Enfin, le développement de l’industrie des semi-conducteurs se heurtent à des obstacles environnementaux importants. Les fonderies ont besoin des grands espaces, de l’eau, de l’électricité, d’une infrastructure de transport et d’encore plus d’espaces pour toute la chaîne de sous-traitance. Dans le contexte français d’une politique Zéro Artificialisation Net et des cas de sécheresses chroniques, le développement de nouvelles fonderies en France rencontrera forcément des oppositions. Il en va de même pour des mines et des usines de traitement visant à sécuriser l’approvisionnement de matériaux critiques. Les projets devront apporter les garanties environnementales pour sécuriser la construction et l’exploitation de nouvelles installations.
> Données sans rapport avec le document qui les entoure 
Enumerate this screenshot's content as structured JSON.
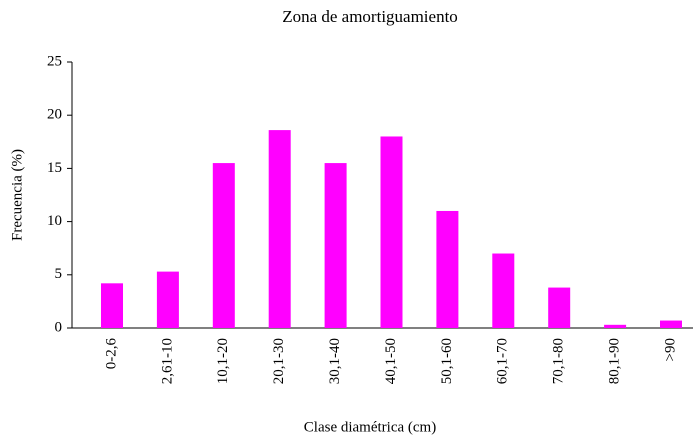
{
  "chart_data": {
    "type": "bar",
    "title": "Zona de amortiguamiento",
    "x_label": "Clase diamétrica (cm)",
    "y_label": "Frecuencia (%)",
    "categories": [
      "0-2,6",
      "2,61-10",
      "10,1-20",
      "20,1-30",
      "30,1-40",
      "40,1-50",
      "50,1-60",
      "60,1-70",
      "70,1-80",
      "80,1-90",
      ">90"
    ],
    "values": [
      4.2,
      5.3,
      15.5,
      18.6,
      15.5,
      18.0,
      11.0,
      7.0,
      3.8,
      0.3,
      0.7
    ],
    "color": "#ff00ff",
    "ylim": [
      0,
      25
    ],
    "yticks": [
      0,
      5,
      10,
      15,
      20,
      25
    ],
    "grid": false
  }
}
Ces points clefs illustrent la difficulté de se réapproprier tout ou une partie de la chaîne de valeur des semi-conducteurs. Une stratégie de filière devra s’appuyer une compréhension globale de la chaîne de valeur pour assurer l’alignement des acteurs autour d’un objectif commun. À quoi bon investir dans des produits ou des technologies obsolètes ? À quoi bon investir dans la formation de haut niveau dans le domaine des semi-conducteurs si les personnes formées partent chez la concurrence ? À quoi bon investir dans l’extraction et la fourniture de minéraux critiques respectueux des normes environnementales si les fonderies continuent à se fournir au meilleur prix ?
À l’heure des exercices budgétaires difficiles, et de la critique du manque de transparence des dépenses publiques au profit des entreprises privées, espérons que les politiques publiques industrielles proposent une approche intégrée autour d’un objectif de filière et sans escamoter la question environnementale.
Pour aller plus loin :
Bown, Chad P., et Dan Wang. « Semiconductors and Modern Industrial Policy ». Journal of Economic Perspectives 38, no 4 (2024): 81‑110. https://doi.org/10.1257/jep.38.4.81.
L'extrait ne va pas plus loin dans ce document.